A modern way of voice rehabilitation after total laryngectomy includes the use of shunt valves and tracheostoma valves. Problems of fixation to the surrounding tissue are a major drawback in the use of the shunt valve, heat and moisture exchange (HME) filters and, especially, the tracheostoma valve. To solve these problems different tissue connectors were developed. The main objective was to test the feasibility of these prototypes in a new animal model. Here we discuss the results, problems and complications of the selected Saanen goat model. In this prospective laboratory study, 19 healthy adult female Saanen goats (Capra hircus) were used and observed post-surgically for 12 weeks. Selection criteria such as comparable anatomy to humans and easy handling were used for animal model development. Also a literature search using the Medline and the ISI Web of Science databases was performed. The anatomy of the Saanen goat was investigated in a separate postmortem study. Surgery consisted of a laryngotracheal separation and implantation of a tracheo-oesophageal and tracheostoma tissue connector with fibrin tissue glue. Postoperative care consisted of frequent stoma care, monitoring appetite, weight, vital signs and administration of antibiotics, analgesics and mucolytic agents.

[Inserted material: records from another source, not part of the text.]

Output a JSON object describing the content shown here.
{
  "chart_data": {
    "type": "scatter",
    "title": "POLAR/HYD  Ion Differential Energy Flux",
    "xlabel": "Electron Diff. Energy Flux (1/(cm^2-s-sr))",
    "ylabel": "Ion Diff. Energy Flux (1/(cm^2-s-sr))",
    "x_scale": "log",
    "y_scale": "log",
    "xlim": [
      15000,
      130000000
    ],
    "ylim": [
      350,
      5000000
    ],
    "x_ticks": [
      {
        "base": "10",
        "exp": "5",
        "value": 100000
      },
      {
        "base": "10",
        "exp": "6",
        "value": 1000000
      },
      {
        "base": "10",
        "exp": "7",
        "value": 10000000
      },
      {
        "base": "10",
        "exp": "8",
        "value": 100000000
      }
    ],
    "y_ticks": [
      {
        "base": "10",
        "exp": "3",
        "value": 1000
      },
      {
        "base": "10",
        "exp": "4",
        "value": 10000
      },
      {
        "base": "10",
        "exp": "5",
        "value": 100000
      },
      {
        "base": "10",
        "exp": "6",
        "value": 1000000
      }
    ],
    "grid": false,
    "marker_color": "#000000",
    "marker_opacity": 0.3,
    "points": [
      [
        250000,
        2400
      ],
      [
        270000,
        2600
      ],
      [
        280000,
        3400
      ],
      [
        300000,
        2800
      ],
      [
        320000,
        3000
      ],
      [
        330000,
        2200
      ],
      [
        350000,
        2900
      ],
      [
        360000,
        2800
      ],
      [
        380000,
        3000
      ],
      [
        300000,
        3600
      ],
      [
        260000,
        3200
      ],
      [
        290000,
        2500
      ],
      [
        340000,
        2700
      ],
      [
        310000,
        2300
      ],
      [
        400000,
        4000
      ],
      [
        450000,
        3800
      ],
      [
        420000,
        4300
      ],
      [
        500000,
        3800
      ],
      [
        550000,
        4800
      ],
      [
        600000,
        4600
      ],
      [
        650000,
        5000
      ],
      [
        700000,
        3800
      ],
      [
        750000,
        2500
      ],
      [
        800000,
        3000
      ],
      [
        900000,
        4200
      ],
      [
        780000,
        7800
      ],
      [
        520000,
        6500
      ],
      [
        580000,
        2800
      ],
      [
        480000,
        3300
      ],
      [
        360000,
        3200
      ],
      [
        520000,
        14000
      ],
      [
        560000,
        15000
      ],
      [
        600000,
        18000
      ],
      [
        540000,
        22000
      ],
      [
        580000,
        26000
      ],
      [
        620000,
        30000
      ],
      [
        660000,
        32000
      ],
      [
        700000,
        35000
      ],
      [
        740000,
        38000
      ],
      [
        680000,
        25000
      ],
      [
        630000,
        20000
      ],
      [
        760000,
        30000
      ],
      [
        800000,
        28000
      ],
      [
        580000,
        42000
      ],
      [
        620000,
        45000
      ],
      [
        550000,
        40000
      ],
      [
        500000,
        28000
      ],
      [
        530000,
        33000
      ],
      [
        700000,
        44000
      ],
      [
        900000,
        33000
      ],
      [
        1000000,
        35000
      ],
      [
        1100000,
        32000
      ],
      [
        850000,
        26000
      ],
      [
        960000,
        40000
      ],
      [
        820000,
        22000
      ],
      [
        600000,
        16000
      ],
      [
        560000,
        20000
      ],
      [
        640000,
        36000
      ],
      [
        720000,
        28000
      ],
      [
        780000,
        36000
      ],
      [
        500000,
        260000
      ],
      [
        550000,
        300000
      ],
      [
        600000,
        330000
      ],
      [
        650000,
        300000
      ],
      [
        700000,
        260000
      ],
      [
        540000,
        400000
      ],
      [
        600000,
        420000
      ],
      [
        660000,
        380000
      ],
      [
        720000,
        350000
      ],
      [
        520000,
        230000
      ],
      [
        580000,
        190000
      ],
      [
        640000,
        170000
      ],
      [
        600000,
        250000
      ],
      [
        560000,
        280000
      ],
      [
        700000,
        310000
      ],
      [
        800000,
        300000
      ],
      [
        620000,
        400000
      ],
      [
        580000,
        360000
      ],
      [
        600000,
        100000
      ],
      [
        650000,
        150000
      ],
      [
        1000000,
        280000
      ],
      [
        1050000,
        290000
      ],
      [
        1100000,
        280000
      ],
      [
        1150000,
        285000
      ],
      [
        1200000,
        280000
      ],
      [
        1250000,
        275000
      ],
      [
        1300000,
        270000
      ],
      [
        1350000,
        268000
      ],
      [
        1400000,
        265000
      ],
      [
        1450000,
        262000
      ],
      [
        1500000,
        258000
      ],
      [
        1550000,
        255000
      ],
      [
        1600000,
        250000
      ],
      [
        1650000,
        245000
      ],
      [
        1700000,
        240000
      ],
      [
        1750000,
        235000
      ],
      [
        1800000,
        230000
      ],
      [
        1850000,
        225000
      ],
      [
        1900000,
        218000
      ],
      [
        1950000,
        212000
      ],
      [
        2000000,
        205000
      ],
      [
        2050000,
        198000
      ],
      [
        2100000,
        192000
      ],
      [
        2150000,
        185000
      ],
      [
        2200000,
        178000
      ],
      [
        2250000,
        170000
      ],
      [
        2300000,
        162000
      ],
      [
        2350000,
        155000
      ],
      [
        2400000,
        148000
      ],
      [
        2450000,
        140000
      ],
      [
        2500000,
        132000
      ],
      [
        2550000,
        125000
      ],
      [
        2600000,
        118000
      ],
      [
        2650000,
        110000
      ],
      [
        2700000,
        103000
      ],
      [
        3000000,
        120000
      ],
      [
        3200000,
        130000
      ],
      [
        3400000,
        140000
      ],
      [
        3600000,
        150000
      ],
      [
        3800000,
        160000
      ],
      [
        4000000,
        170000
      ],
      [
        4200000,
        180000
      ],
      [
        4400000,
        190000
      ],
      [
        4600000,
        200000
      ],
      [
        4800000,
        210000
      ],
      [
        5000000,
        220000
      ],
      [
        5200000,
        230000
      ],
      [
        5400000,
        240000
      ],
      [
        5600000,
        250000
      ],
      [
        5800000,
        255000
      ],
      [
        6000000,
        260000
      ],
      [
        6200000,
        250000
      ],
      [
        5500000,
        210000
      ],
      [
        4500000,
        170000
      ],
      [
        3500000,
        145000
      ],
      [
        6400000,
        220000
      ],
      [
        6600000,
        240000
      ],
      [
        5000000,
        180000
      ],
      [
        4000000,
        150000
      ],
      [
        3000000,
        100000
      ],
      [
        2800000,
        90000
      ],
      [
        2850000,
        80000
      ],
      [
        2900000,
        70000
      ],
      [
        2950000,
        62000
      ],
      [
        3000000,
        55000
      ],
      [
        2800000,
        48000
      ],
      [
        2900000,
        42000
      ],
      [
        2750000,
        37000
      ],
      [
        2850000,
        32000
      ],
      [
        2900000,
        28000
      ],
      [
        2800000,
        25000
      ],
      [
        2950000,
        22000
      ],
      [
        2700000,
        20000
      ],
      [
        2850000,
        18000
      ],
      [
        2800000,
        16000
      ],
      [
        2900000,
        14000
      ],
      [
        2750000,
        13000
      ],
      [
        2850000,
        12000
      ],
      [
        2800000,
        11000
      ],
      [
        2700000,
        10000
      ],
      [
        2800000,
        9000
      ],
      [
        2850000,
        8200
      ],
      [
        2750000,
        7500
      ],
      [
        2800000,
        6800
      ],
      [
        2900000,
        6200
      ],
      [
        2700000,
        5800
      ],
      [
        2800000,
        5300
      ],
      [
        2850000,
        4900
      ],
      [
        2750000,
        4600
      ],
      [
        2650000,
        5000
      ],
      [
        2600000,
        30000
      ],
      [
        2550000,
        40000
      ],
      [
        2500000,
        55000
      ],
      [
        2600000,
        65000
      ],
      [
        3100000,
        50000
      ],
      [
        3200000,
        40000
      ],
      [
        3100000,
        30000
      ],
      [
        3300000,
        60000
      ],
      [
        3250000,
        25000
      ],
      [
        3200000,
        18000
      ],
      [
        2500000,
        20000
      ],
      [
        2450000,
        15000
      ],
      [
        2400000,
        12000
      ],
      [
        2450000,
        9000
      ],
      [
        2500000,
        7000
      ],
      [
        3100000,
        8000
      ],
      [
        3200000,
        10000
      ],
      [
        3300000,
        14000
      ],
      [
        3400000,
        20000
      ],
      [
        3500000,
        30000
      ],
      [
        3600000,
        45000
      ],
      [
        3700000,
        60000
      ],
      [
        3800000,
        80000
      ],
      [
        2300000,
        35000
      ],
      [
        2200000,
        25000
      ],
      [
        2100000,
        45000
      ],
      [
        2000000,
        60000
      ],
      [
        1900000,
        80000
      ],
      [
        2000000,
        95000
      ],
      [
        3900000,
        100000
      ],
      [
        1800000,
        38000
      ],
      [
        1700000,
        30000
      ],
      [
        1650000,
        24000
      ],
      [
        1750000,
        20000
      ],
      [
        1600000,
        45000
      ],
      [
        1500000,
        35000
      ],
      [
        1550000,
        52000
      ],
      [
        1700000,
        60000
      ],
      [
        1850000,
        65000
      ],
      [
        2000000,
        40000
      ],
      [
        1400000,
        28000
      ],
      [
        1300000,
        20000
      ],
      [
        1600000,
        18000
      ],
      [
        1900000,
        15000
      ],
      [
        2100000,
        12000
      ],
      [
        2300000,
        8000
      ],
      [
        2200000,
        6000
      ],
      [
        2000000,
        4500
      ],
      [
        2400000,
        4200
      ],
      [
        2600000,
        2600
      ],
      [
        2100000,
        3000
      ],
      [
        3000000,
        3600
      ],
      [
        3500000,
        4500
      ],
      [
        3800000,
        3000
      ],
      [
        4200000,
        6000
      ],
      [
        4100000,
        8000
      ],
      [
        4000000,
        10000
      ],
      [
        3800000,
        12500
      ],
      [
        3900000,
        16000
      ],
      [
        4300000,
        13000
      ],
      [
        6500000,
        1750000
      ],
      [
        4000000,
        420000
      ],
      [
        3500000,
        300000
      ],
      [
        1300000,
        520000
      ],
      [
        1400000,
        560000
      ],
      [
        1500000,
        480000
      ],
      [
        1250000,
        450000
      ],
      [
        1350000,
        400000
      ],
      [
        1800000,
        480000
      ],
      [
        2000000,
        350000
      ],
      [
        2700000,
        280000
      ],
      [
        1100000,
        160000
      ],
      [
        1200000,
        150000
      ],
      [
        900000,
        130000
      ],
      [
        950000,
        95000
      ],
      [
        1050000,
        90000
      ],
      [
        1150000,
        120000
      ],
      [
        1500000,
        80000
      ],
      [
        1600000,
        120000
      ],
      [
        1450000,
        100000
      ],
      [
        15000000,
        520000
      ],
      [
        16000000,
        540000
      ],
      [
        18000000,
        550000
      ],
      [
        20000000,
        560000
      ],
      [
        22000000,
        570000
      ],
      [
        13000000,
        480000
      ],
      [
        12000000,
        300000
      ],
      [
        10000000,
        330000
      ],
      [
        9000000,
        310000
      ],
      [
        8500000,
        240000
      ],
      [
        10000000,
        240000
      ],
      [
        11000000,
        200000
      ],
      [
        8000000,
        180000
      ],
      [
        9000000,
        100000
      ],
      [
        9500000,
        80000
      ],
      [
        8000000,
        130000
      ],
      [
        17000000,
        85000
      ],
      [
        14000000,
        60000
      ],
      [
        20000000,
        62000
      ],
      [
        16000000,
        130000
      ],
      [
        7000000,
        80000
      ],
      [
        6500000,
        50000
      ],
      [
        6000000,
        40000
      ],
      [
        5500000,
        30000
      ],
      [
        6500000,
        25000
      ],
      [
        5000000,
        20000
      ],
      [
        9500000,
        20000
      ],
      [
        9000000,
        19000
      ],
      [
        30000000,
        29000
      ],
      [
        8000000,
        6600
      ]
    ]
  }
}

All animals survived the surgical procedure. However, postoperative care was extensive, labour intensive and was accompanied by several complications. Eleven animals died spontaneously before the end of the experiment. The tracheostoma tissue connector caused signs of local infection in all cases. There was no evidence of infection around the tracheo-oesophageal tissue connector in 18 cases. It was concluded that the use of goats in this tracheostoma model was associated with major complications and should, therefore, only be used for short-term experiments with intensive care. Additional research is needed to see if clinical application of the tissue connectors is possible in the future.